Condenação e retorno

No espaço de seis anos, Lula passou de um político em desgraça vendo sua aliada, Dilma Rousseff [25], sofrer um impeachment, perder sua esposa com quem esteve casado por mais de 40 anos [26] e enfrentar a prisão, para conquistar um terceiro mandato presidencial [27].

Nascido [28] em uma região pobre do estado de Pernambuco, Lula migrou [29] para São Paulo com sua família, junto com milhares de outros brasileiros conhecidos como “retirantes” [30] na década de 1950. Ainda jovem metalúrgico, no final da década de 1960 [31], filiou-se ao sindicato e iniciou sua vida política, participando de greves e movimentos enquanto o país ainda estava sob a ditadura militar (1964-1985).

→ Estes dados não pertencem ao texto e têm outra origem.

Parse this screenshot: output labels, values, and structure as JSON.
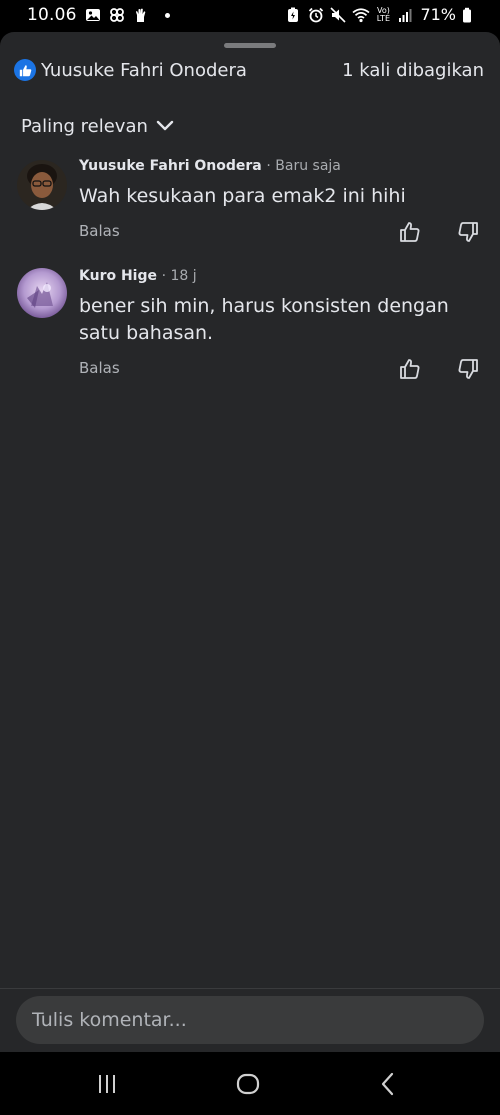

Em 1980, com o Brasil se abrindo politicamente [32], ele foi preso [33] pela ditadura, após greves massivas [34] na região industrial do ABC paulista. Quase uma década depois, em 1989 [35], na primeira eleição realizada após o golpe militar de 1964, Lula foi ao segundo turno contra Fernando Collor de Mello, que acabou vencendo, aproveitando o fato de a filha de Lula ter nascido fora do casamento [36] para desacreditá-lo. Collor de Mello renunciou ao enfrentar o impeachment [37] três anos depois.

Em 1994 e 1998, Lula perdeu outras duas eleições para o presidente de dois mandatos, Fernando Henrique Cardoso, um sociólogo que ajudou a implementar o real [38] e a reeleição [39], que antes era proibida [40] para mandatos executivos consecutivos.

Em 2002, concorrendo pela quarta vez, Lula tentou mudar sua imagem [41] de um líder sindicalista de esquerda radical para um político mais conciliador. Ele ganhou seu primeiro mandato, apesar da campanha de “medo [42]” de seu oponente José Serra. Quatro anos depois, foi reeleito com 58 milhões de votos [43] e, em 2010, ajudou a eleger sua ex-ministra, Dilma Rousseff, como a primeira mulher presidente [44] do Brasil.

Em 2014, com Dilma concorrendo à reeleição, uma operação batizada de Lava Jato [45] foi lançada para investigar propinas, lavagem de dinheiro e corrupção envolvendo os principais partidos políticos, gigantes do setor privado e a estatal de petróleo Petrobras.

Lula virou alvo de investigações [46] em 2016 e foi condenado pela primeira vez [47] no ano seguinte. As principais acusações [48] contra ele foram baseadas em propriedades imobiliárias [49] que os promotores acreditavam ser produto de suborno.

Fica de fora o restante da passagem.